54. Но даже если бы люди обладали умением и способностью создавать своих детей, это произведение искусства не терпит такого пренебрежительного отношения, чтобы можно было представить себе, будто они могли бы делать их без предварительного замысла. Какой отец тысячи детей, когда он зачинает ребенка, думает о большем, чем утоление своей сиюминутной страсти? Бог в своей бесконечной мудрости вложил в конституцию людей сильное желание совокупления, чтобы тем самым продолжить человеческий род, что он по большей части делает без проявления такого намерения со стороны родителя, а часто против его согласия и воли. И более того, те, кто желает и замышляет детей, являются лишь обстоятельствами их появления на свет, и когда они задумывают и желают зачать их, то делают для их создания ещё меньше, чем в мире Девкалион и его жена, которые помогали создавать людей, бросая камешки через голову27.
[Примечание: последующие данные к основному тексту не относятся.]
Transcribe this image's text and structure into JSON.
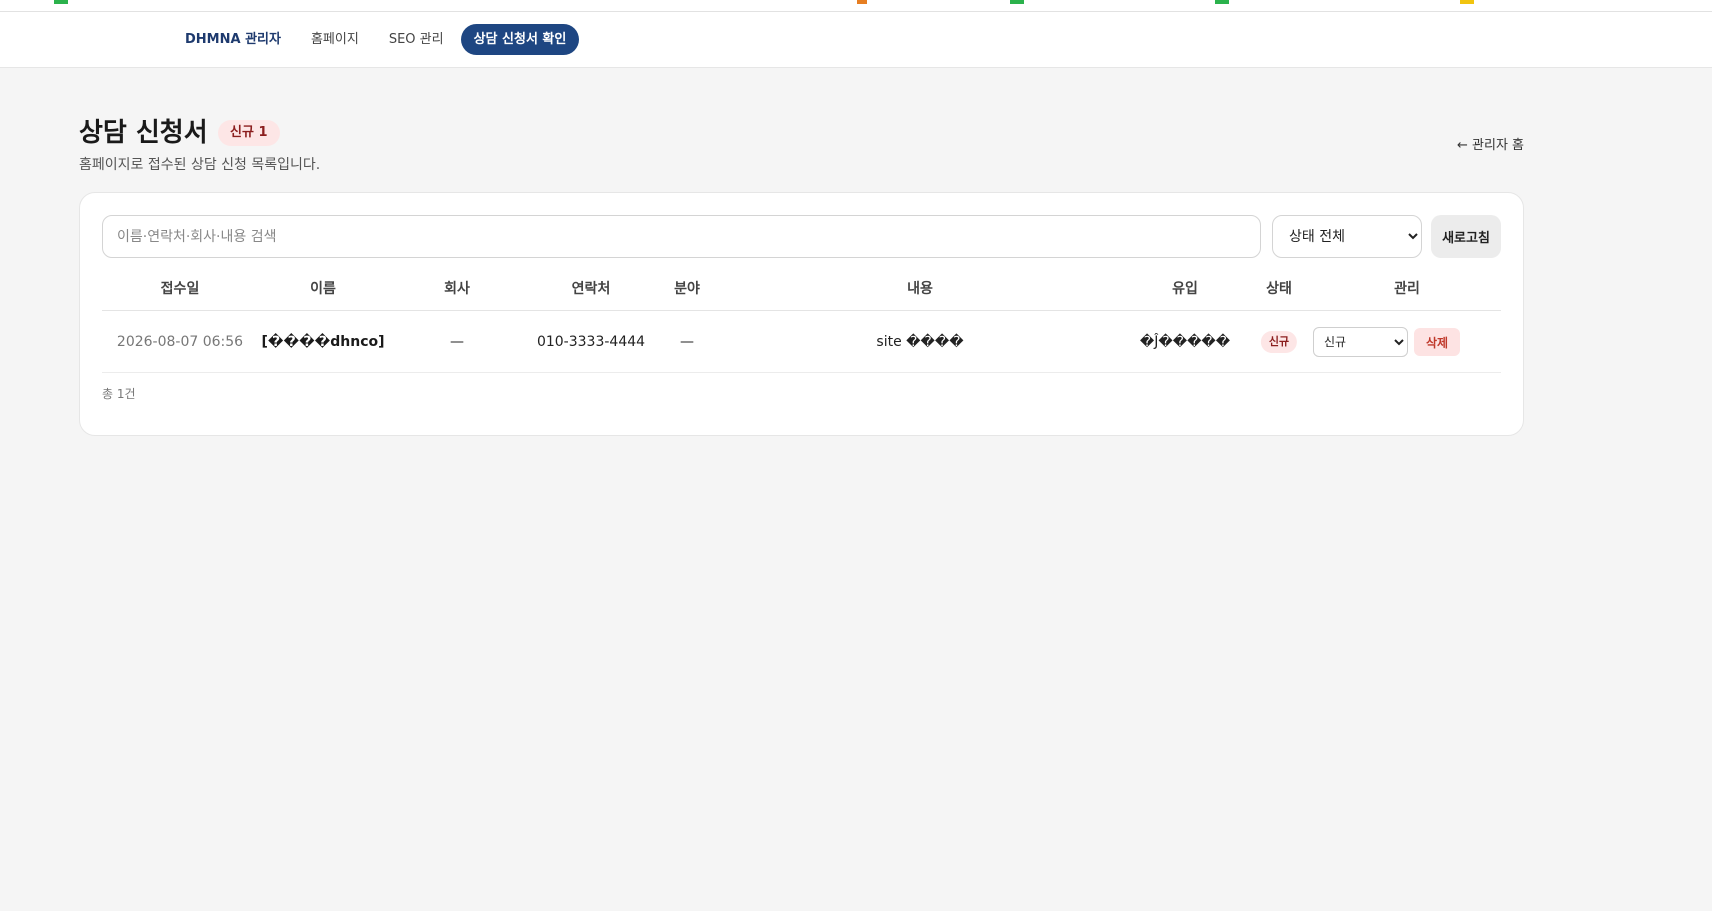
{
  "nav": {
    "brand": "DHMNA 관리자",
    "items": [
      "홈페이지",
      "SEO 관리",
      "상담 신청서 확인"
    ],
    "active_index": 2
  },
  "header": {
    "title": "상담 신청서",
    "badge": "신규 1",
    "subtitle": "홈페이지로 접수된 상담 신청 목록입니다.",
    "back_link": "← 관리자 홈"
  },
  "toolbar": {
    "search_placeholder": "이름·연락처·회사·내용 검색",
    "status_filter_selected": "상태 전체",
    "refresh_label": "새로고침"
  },
  "table": {
    "columns": [
      "접수일",
      "이름",
      "회사",
      "연락처",
      "분야",
      "내용",
      "유입",
      "상태",
      "관리"
    ],
    "rows": [
      {
        "date": "2026-08-07 06:56",
        "name": "[����dhnco]",
        "company": "—",
        "phone": "010-3333-4444",
        "field": "—",
        "content": "site ����",
        "source": "�Ĵ�����",
        "status": "신규",
        "status_select": "신규",
        "delete_label": "삭제"
      }
    ]
  },
  "footer": {
    "total": "총 1건"
  },
  "colors": {
    "primary": "#1e4682",
    "badge_bg": "#fde6e6",
    "badge_text": "#8b1e1e",
    "danger": "#c0392b"
  }
}
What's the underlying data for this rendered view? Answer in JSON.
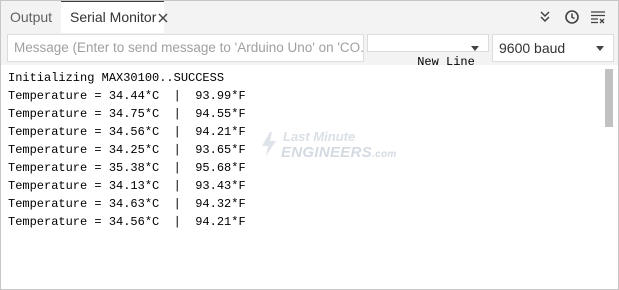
{
  "tabs": {
    "output": "Output",
    "serial": "Serial Monitor"
  },
  "icons": {
    "close": "close-icon",
    "collapse": "double-chevron-down-icon",
    "timestamp": "clock-icon",
    "clear": "clear-output-icon"
  },
  "input": {
    "placeholder": "Message (Enter to send message to 'Arduino Uno' on 'CO...",
    "line_ending": "New Line",
    "baud": "9600 baud"
  },
  "serial_lines": [
    "Initializing MAX30100..SUCCESS",
    "Temperature = 34.44*C  |  93.99*F",
    "Temperature = 34.75*C  |  94.55*F",
    "Temperature = 34.56*C  |  94.21*F",
    "Temperature = 34.25*C  |  93.65*F",
    "Temperature = 35.38*C  |  95.68*F",
    "Temperature = 34.13*C  |  93.43*F",
    "Temperature = 34.63*C  |  94.32*F",
    "Temperature = 34.56*C  |  94.21*F"
  ],
  "watermark": {
    "top": "Last Minute",
    "bottom": "ENGINEERS",
    "suffix": ".com"
  }
}
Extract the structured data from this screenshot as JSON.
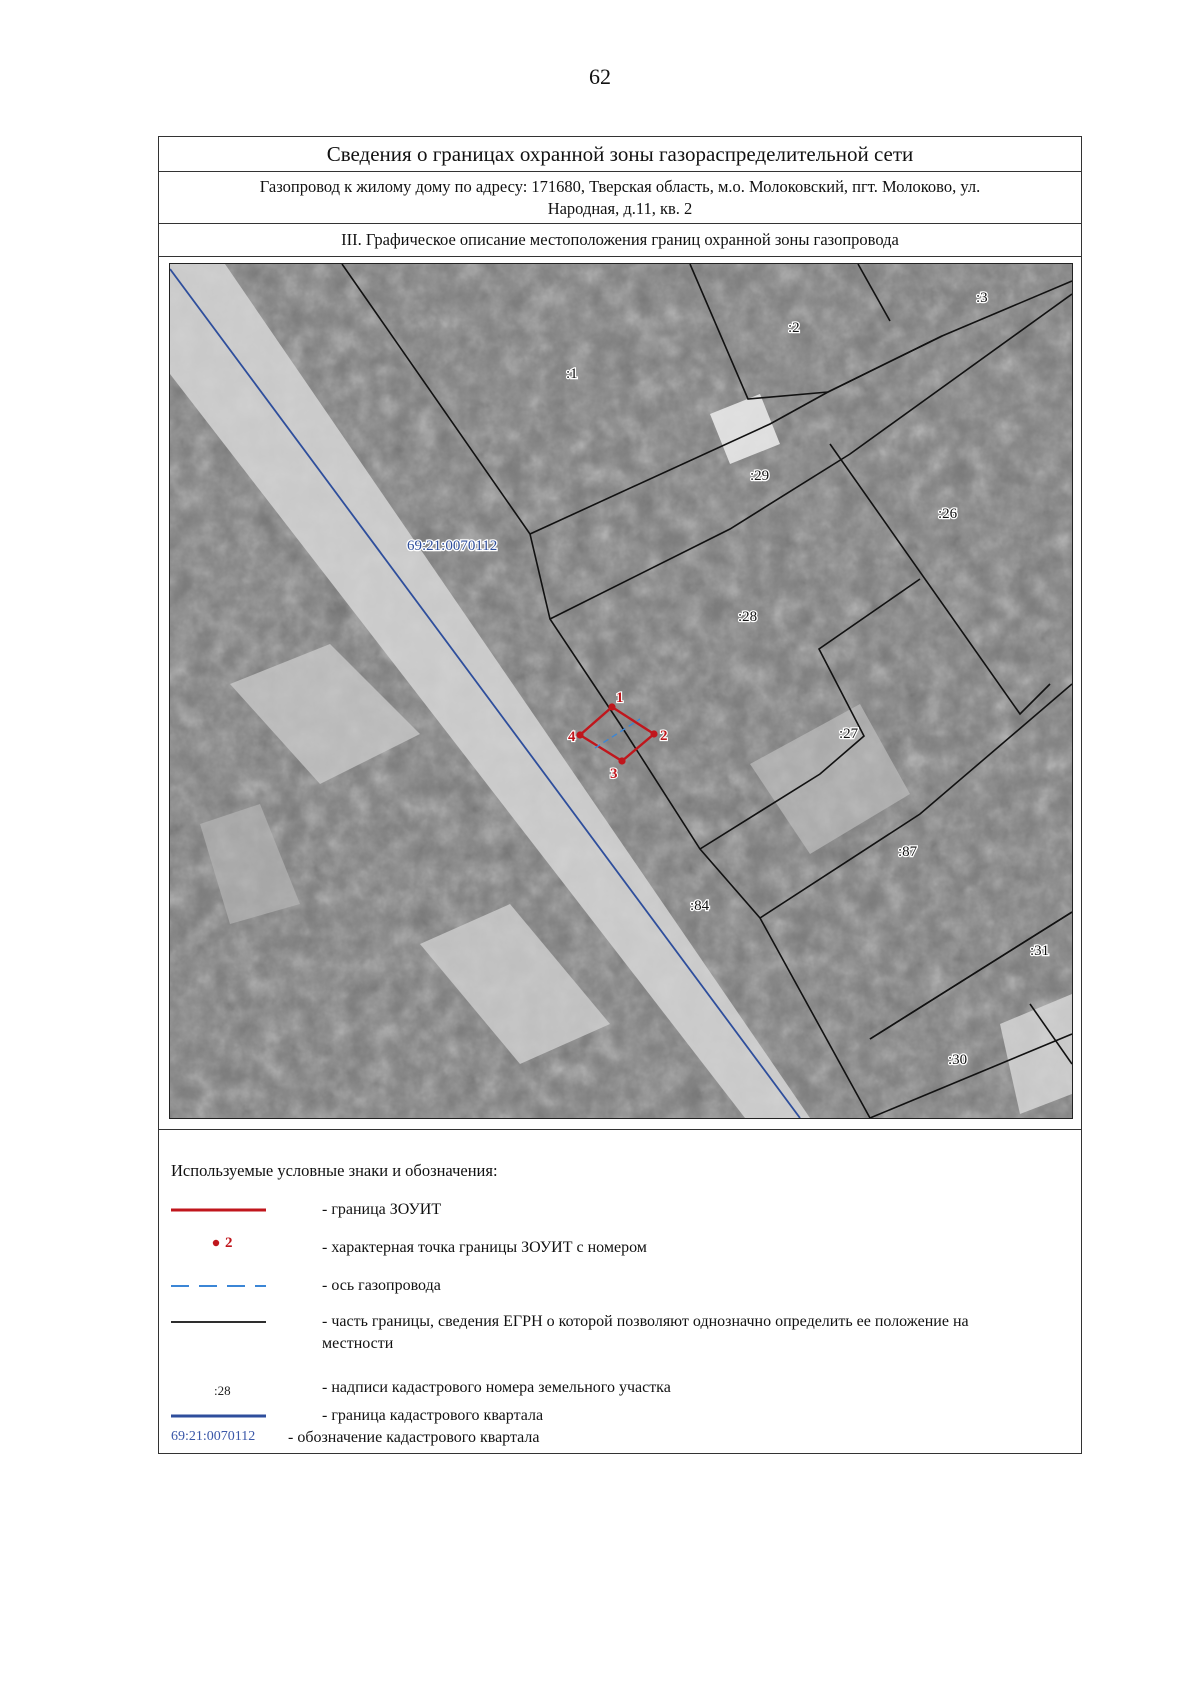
{
  "page_number": "62",
  "header": {
    "title": "Сведения о границах охранной зоны газораспределительной сети",
    "object_line1": "Газопровод к жилому дому по адресу: 171680, Тверская область, м.о. Молоковский, пгт. Молоково, ул.",
    "object_line2": "Народная, д.11, кв. 2",
    "section": "III. Графическое описание местоположения границ охранной зоны газопровода"
  },
  "map": {
    "quarter_label": "69:21:0070112",
    "parcel_labels": [
      ":1",
      ":2",
      ":3",
      ":29",
      ":26",
      ":28",
      ":27",
      ":87",
      ":84",
      ":31",
      ":30"
    ],
    "point_labels": [
      "1",
      "2",
      "3",
      "4"
    ],
    "colors": {
      "zone_boundary": "#c0161c",
      "pipeline_axis": "#3b86d6",
      "parcel_boundary": "#111111",
      "quarter_boundary": "#2e4e9c"
    }
  },
  "legend": {
    "title": "Используемые условные знаки и обозначения:",
    "items": [
      {
        "symbol": "red-line",
        "text": "- граница ЗОУИТ"
      },
      {
        "symbol": "red-point",
        "sample": "2",
        "text": "- характерная точка границы ЗОУИТ с номером"
      },
      {
        "symbol": "blue-dashed-line",
        "text": "- ось газопровода"
      },
      {
        "symbol": "black-line",
        "text": "- часть границы, сведения ЕГРН о которой позволяют однозначно определить ее положение на местности"
      },
      {
        "symbol": "label-sample",
        "sample": ":28",
        "text": "- надписи кадастрового номера земельного участка"
      },
      {
        "symbol": "blue-line",
        "text": "- граница кадастрового квартала"
      }
    ],
    "quarter_sample": "69:21:0070112",
    "quarter_text": "- обозначение кадастрового квартала"
  }
}
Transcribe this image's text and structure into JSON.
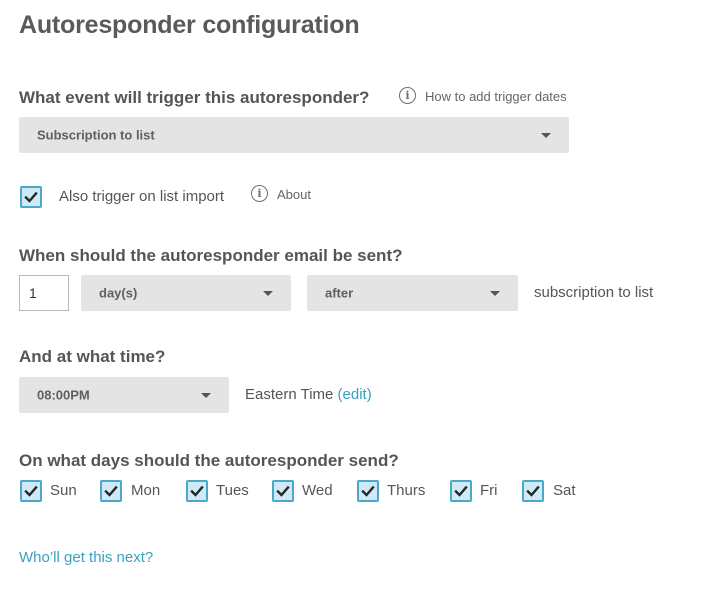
{
  "page": {
    "title": "Autoresponder configuration"
  },
  "trigger": {
    "heading": "What event will trigger this autoresponder?",
    "help_link": "How to add trigger dates",
    "event_selected": "Subscription to list",
    "also_import_label": "Also trigger on list import",
    "also_import_checked": true,
    "about_link": "About"
  },
  "timing": {
    "heading": "When should the autoresponder email be sent?",
    "amount": "1",
    "unit_selected": "day(s)",
    "relation_selected": "after",
    "suffix": "subscription to list"
  },
  "time": {
    "heading": "And at what time?",
    "time_selected": "08:00PM",
    "timezone": "Eastern Time",
    "edit_link": "(edit)"
  },
  "days": {
    "heading": "On what days should the autoresponder send?",
    "items": [
      {
        "label": "Sun",
        "checked": true
      },
      {
        "label": "Mon",
        "checked": true
      },
      {
        "label": "Tues",
        "checked": true
      },
      {
        "label": "Wed",
        "checked": true
      },
      {
        "label": "Thurs",
        "checked": true
      },
      {
        "label": "Fri",
        "checked": true
      },
      {
        "label": "Sat",
        "checked": true
      }
    ]
  },
  "footer": {
    "next_link": "Who’ll get this next?"
  },
  "colors": {
    "accent": "#3aa0c0",
    "checkbox_border": "#4aa8c8",
    "checkbox_fill": "#cfeaf4",
    "select_bg": "#e4e4e4"
  }
}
55. Но допустим, что родители создали своих детей, дали им жизнь и средства к существованию и отсюда последовала абсолютная власть. Это дало бы отцу лишь совместную с матерью суверенную власть над ними. Ведь никто не может отрицать того, что женщине принадлежит в этом равная, если не большая доля, ибо она в точение долгого времени питает ребенка в своем теле за счет своего существования. Там он формируется и получает от неё исходные материалы и начала своей конституции; и трудно представить себе, чтобы разумная душа тут же вселилась в ещё не сформировавшийся зародыш, как только отец внес свой вклад в акт зачатия, так что если и нужно предполагать, что ребенок что-либо заимствовал у своих родителей, то он безусловно должен быть больше обязан матери. Но как бы то ни было, матери нельзя отказать в равной доле участия в рождении ребенка, и, следовательно, отсюда не может возникнуть абсолютная власть отца. Правда, наш автор придерживается другого мнения, ибо он говорит: "Мы знаем, что бог при сотворении мира дал мужчине верховную власть над женщиной, так как он более благородное и главное действующее лицо при зарождении потомства" (3., с. 172). Я не помню, чтобы такое было написано в моей Библии, и, когда очередь дойдет до того места, в котором бог "при сотворении мира" дает мужчине верховную власть над женщиной и по той причине, что "он - [c.179] более благородное и главное действующее лицо при зарождении потомства", у нас будет достаточно времени, чтобы рассмотреть его и дать ответ. Однако нет ничего нового в том, что наш автор выдает нам свои собственные измышления за бесспорные и божественные истины, хотя часто между его собственными и божественными откровениями существует огромное различие; ведь в Писании бог говорит: "Отец его и мать его, родившие его"28.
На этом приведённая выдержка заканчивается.